La entrevista de Putin esta semana con un fan (Tucker Carlson, periodista ex estrella de Fox que lideró la acusación de fraude en la victoria electoral de Joe Biden en 2020) ha devuelto la atención a la capacidad que tiene Rusia para desestabilizar otros países, en un 2024 que está plagado de elecciones de todo tipo. La Unión Europea (UE) afronta la renovación de eurodiputados y altos cargos en sus principales instituciones bajo la amenaza de las injerencias rusas. Es una lacra difícil de neutralizar si el gremio periodístico se debilita y se refuerza el rol de las plataformas de redes sociales o los algoritmos al alcance de la guerra híbrida de Putin y otros como él. Líderes políticos, empresariales, sociales y la propia ciudadanía abrazan la idea errónea de que ya no es necesario el filtro periodístico de los medios de comunicación, cuando realmente lo es más que nunca.

El caso del Gobierno de Pedro Sánchez es paradigmático. Voluntariamente o forzado por las circunstancias, Moncloa ha dado su aprobado tácito a una vulnerabilidad en el sistema energético en España que antes no existía. Ser dependiente del gas ruso no es cualquier cosa en la era de Putin como saben, ahora sí, alemanes e italianos. La vicepresidenta y ministra energética, Teresa Ribera, se ha escudado en que es cosa de los operadores privados, pero en su mano está el matasellos necesario sin el que no sería posible. Uno de los poderes de su ministerio es velar y planificar la seguridad energética. El último informe de enero de Enagás, el gestor de la red gasista, pone prácticamente al mismo nivel a Argelia (30,9%), Estados Unidos (29,2%) y Rusia (26,9%). Se ha pasado de cifras de importación marginales a entrar en la lista de mayores clientes de gas ruso, multiplicando por diez las compras desde 2018

La factura entre 2022 y 2023 para traer gas con el que generar electricidad o alimentar las calefacciones ha superado los 40.000 millones de euros. Un número récord que propaga el encarecimiento de costes en las empresas y en los bolsillos de los hogares. Pero no es lo mismo comprárselo a Argelia, Nigeria o Catar, que tener que acudir a Estados Unidos y Rusia como ahora. Ser un comprador de ese calibre -más allá de que nos lo podamos permitir o no- supone una responsabilidad altísima  un cambio de rango en la escena geopolítica. La invasión y guerra sobre Ucrania es el testimonio sangriento del problema. Mientras Bruselas se esmera en ayudar por un lado Kiev, los países europeos hacen exactamente lo mismo con Moscú con la compra de materias primas en el supermercado mundial que regenta Putin.

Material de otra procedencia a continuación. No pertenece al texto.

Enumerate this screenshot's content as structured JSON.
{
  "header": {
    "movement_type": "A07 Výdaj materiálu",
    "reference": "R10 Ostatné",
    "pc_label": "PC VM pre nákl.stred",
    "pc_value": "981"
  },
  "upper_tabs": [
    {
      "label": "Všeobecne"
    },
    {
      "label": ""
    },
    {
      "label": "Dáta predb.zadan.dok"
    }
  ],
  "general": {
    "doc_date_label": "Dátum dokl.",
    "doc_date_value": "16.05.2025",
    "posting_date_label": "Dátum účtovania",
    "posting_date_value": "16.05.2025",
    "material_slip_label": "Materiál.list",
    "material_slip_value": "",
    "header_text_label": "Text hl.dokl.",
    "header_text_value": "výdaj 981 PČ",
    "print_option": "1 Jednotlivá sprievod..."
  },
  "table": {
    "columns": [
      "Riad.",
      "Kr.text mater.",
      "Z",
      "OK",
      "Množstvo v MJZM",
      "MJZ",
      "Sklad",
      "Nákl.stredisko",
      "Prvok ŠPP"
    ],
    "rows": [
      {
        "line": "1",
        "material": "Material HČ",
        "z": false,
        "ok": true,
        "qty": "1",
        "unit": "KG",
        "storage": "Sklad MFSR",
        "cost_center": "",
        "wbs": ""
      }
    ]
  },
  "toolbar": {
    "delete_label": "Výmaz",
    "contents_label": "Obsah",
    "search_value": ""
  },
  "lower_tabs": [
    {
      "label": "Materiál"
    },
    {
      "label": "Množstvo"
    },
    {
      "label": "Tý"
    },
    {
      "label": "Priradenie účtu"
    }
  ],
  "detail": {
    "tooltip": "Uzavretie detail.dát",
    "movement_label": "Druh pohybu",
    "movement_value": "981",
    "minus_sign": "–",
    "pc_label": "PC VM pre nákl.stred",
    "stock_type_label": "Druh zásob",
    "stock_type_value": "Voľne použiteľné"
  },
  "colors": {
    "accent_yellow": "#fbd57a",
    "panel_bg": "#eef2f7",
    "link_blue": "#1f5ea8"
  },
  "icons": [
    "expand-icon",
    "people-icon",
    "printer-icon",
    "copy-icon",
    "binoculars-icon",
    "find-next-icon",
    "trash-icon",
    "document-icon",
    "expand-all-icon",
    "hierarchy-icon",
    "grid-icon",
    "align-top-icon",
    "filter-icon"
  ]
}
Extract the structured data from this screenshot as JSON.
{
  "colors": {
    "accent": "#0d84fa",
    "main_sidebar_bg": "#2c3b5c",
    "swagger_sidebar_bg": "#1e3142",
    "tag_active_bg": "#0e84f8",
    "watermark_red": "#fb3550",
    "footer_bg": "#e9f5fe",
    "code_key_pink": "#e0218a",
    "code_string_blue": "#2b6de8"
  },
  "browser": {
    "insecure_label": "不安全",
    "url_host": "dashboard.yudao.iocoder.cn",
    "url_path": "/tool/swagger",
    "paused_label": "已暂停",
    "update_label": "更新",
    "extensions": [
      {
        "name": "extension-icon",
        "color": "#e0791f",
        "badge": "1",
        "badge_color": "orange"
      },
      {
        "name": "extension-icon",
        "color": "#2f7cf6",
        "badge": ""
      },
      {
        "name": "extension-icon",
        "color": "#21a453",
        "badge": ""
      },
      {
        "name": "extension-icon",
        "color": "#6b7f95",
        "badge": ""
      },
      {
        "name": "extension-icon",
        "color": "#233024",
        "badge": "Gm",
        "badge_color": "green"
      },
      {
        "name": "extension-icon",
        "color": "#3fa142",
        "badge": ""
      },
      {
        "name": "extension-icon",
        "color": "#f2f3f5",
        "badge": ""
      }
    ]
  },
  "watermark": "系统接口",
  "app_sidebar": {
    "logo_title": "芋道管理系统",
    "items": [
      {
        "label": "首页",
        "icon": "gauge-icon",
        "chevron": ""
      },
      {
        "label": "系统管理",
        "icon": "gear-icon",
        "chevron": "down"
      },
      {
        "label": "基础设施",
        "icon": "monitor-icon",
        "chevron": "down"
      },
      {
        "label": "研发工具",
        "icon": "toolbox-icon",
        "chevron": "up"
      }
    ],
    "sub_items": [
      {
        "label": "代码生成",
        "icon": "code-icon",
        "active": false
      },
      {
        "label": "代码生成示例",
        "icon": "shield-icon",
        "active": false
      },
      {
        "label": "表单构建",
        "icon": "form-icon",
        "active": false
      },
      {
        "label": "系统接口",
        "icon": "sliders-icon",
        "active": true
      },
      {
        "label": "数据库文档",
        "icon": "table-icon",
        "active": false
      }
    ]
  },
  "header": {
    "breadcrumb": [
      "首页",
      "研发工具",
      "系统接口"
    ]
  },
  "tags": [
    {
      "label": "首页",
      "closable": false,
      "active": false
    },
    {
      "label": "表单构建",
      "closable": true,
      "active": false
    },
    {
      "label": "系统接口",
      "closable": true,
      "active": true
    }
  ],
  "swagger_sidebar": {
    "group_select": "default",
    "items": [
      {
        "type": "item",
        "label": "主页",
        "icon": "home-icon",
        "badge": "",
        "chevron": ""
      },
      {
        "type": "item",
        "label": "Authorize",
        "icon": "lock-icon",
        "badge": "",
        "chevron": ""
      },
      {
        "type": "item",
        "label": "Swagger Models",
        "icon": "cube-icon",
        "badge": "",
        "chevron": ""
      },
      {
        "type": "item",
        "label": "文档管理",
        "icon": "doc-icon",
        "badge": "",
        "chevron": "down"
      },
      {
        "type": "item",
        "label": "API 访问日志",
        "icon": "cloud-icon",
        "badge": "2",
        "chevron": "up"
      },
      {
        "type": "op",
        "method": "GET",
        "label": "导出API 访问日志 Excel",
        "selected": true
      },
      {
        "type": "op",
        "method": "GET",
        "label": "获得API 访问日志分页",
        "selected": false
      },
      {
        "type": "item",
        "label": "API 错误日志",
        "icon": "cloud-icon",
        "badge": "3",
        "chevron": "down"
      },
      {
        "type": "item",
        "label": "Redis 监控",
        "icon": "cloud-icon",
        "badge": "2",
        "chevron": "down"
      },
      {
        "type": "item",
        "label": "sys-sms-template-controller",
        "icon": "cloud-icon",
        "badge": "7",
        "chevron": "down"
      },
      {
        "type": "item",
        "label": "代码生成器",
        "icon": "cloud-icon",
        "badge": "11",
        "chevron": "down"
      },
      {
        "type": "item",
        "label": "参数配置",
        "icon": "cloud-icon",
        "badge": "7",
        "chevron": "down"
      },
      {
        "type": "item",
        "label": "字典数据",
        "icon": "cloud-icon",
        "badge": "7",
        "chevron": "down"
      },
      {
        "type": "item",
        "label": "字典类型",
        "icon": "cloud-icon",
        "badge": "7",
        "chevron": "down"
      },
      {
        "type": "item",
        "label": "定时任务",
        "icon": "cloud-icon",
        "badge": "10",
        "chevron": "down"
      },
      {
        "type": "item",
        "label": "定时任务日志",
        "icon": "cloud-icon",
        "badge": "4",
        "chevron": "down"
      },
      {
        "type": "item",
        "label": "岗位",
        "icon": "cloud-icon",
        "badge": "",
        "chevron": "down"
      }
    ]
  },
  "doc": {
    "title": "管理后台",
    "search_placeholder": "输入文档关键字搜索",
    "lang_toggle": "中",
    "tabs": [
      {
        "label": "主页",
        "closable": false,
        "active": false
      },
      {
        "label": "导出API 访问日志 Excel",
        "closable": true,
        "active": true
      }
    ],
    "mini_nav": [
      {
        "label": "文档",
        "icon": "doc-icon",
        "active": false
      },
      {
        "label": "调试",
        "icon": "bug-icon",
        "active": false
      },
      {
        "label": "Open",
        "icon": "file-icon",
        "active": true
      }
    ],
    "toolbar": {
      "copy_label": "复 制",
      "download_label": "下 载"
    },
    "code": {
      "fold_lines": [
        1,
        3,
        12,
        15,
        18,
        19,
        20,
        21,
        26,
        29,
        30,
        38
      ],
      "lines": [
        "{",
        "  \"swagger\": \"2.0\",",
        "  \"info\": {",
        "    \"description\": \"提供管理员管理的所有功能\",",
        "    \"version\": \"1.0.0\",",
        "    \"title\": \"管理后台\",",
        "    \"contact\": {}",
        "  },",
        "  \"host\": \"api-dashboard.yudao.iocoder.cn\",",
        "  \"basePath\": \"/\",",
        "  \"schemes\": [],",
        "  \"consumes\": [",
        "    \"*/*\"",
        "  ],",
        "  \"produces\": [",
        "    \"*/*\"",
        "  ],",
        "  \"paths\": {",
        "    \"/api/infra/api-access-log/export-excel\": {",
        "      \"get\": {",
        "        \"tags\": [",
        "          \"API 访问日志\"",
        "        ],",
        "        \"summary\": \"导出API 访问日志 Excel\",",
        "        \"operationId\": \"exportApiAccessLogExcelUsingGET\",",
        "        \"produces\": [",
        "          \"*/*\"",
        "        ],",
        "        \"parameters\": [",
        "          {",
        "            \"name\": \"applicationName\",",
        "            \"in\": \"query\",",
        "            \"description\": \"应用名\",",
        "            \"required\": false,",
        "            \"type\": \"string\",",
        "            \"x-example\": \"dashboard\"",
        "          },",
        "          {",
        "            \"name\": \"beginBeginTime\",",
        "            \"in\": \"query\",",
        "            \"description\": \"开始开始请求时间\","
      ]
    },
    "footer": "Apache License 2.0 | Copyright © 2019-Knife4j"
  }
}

El resultado es una aparente neutralidad vestida de hipocresía que traerá problemas.

Si el camino es quemar gas -como marcan las directrices de la política energética comunitaria-, sería más que sensato abrir el debate político de poder extraerlo en los yacimientos propios. Los hay en territorio europeo potencialmente grandes como para la autosuficiencia, como por ejemplo es el caso de País Vasco, pero también otros muchos en otras regiones del Viejo Continente. Su efecto sobre la reducción de emisiones de CO2 sería sensiblemente mayor por un motivo muy simple: no habría que licuarlo y transportarlo ultracongelado miles de kilómetros en barco para su consumo final como ahora. El impacto para los intereses del régimen ruso sobre Europa sería proporcional al aumento de la autonomía y seguridad estratégica.  Comprar hidrocarburos procedentes del 'fracking' (fractura hidráulica) en Estados Unidos o del santuario del Mar Ártico ruso no parece la mejor estrategia en lo geopolítico, tampoco en términos medioambientales, aunque evite remover conciencias. ¿Ojos que no ven, corazón que no siente?